BACKGROUND: Alternative splicing (AS) creates different protein isoforms, an important mechanism regulating cell-specific function. Little is known about AS in lung development, particularly in alveolar type II (ATII) cells. ErbB4 receptor isoforms Jma and Jmb have significant and opposing functions in brain, heart, and lung development and/or disease. However, the regulators of ErbB4 AS are unknown. HYPOTHESIS: ErbB4 AS regulators in fetal mouse ATII cells control its function in ATII maturation. METHODS: Candidate ErbB4 AS regulators were found using in silico analysis. Their developmental expression was studied in fetal mouse ATII cells. The effects of splice factor downregulation and upregulation on ATII maturation was analyzed. RESULTS: ErbB4-Jma increased significantly in ATII cells after gestation E16.5. In silico analysis found four candidate splice factors: FOX2, CUG/CELF1, TIAR and HUB. Fetal ATII cells expressed these factors in distinct developmental profiles.

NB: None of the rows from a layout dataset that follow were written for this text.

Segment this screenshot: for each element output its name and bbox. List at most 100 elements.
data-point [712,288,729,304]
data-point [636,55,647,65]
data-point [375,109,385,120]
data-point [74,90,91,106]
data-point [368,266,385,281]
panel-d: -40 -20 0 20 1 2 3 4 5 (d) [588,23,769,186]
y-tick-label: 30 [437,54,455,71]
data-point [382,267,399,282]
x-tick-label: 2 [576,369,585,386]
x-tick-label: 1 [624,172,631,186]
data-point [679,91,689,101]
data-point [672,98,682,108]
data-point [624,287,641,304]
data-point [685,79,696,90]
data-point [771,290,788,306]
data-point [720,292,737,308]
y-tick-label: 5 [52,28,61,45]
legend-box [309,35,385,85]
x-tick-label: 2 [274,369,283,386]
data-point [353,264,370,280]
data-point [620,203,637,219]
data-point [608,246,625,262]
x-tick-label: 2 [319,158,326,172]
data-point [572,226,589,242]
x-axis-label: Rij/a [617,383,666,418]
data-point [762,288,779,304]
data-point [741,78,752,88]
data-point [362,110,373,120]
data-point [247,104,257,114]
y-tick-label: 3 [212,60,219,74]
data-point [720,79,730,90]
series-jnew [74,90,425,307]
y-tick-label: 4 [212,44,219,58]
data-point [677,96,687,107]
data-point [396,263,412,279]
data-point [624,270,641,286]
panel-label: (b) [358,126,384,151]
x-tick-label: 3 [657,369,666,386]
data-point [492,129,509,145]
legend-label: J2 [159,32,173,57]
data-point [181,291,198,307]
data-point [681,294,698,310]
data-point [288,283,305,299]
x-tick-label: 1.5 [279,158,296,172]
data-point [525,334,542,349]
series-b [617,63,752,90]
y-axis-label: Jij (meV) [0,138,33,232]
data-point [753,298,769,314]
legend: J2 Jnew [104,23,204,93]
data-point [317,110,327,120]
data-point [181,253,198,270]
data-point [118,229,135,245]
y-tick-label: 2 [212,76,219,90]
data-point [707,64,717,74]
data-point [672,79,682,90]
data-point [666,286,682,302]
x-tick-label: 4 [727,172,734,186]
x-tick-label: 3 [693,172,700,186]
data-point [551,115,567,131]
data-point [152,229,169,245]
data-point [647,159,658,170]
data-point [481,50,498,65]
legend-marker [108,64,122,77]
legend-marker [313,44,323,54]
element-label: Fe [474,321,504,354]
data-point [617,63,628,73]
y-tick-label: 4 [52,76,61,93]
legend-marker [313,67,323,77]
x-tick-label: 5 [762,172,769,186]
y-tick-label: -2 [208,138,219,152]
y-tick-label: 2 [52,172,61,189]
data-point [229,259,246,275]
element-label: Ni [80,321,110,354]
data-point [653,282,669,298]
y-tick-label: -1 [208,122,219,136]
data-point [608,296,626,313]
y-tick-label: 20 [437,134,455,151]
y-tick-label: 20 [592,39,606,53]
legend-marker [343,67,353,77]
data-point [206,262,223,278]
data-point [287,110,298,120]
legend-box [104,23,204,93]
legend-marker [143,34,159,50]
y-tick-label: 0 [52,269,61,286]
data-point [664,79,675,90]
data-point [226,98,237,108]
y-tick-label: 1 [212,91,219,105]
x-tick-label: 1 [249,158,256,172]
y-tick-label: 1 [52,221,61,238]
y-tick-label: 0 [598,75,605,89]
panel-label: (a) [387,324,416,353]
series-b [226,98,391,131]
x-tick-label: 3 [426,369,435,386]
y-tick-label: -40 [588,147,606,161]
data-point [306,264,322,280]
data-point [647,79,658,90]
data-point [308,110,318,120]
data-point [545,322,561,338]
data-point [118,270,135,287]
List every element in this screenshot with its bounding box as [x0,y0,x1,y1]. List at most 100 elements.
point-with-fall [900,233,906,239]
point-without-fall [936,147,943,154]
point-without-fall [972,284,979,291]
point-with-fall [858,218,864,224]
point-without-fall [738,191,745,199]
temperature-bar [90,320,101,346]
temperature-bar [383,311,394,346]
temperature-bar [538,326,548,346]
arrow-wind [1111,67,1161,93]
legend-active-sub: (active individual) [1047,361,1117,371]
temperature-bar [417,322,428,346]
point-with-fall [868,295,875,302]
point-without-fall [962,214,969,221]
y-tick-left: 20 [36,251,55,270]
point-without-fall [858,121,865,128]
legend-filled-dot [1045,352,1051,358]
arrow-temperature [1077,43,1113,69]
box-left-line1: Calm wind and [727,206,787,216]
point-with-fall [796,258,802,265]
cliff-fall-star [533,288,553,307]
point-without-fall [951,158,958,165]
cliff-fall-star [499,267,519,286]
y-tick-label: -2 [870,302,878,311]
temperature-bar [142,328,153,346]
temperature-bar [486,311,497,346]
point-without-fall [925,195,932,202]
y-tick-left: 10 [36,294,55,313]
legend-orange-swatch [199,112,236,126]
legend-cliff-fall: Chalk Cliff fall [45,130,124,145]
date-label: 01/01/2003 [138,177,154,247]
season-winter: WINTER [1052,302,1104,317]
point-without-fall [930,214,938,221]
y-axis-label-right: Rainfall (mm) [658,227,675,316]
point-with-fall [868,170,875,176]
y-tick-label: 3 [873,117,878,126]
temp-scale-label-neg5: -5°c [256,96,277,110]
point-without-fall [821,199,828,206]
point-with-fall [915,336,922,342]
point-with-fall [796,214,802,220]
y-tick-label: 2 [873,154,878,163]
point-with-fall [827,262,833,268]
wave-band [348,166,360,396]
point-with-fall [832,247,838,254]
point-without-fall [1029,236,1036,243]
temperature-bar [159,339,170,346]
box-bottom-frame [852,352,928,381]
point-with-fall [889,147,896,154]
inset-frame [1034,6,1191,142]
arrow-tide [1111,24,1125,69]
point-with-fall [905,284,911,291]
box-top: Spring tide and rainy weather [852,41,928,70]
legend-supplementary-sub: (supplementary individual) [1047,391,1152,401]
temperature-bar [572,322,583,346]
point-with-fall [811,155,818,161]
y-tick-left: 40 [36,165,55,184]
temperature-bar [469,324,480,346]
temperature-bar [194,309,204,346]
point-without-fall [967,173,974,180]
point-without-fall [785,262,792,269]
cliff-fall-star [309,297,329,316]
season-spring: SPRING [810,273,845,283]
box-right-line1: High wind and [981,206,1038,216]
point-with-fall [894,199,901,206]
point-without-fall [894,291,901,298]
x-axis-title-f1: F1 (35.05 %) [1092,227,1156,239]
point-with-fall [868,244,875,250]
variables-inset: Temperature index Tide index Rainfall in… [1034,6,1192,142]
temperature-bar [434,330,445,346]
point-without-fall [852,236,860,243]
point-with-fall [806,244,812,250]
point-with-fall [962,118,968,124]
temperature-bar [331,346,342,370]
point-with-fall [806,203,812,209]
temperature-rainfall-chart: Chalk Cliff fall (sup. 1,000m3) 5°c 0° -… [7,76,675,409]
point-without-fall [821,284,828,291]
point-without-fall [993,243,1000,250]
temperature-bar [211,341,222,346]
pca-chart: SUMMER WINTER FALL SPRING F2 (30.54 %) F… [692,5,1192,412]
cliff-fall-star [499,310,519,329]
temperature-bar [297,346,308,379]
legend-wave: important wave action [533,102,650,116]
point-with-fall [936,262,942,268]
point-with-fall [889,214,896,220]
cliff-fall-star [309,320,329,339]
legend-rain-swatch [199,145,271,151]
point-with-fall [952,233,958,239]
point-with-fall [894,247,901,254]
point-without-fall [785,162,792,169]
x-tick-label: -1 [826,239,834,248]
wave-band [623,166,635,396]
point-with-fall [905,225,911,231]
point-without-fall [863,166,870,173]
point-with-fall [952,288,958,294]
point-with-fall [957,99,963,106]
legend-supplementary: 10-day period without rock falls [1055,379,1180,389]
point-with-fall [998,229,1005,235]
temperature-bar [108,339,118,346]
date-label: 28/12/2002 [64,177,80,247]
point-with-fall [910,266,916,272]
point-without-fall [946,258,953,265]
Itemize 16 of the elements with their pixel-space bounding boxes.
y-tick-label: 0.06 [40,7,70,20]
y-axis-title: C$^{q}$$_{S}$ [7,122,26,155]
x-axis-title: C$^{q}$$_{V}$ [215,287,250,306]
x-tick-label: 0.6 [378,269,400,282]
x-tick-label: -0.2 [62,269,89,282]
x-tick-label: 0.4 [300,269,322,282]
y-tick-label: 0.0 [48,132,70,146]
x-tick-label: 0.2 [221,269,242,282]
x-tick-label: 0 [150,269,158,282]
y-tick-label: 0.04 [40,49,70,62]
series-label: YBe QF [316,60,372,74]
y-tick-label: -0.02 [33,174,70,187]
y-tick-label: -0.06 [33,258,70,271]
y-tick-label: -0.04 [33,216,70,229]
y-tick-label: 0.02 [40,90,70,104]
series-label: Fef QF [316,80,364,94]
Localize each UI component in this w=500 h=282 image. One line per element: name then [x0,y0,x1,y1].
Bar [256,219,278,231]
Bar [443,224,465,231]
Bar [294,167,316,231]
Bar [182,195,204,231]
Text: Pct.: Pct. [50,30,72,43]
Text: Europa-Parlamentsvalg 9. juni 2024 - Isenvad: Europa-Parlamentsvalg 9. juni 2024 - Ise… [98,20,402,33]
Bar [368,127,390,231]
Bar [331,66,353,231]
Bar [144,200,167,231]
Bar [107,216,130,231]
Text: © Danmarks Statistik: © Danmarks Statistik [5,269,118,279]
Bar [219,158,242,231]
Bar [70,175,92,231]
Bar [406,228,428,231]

HUB downregulation in E17.5 ATII cells increased Jma isoform levels and Sftpb gene expression, and decreased Jmb. HUB overexpression decreased Jma and Sftpb. CONCLUSIONS: ErbB4 AS is developmentally controlled by HUB in fetal ATII cells, promoting ATII differentiation. Regulated AS expression during ATII cell differentiation suggests novel therapeutic strategies to approach human disease.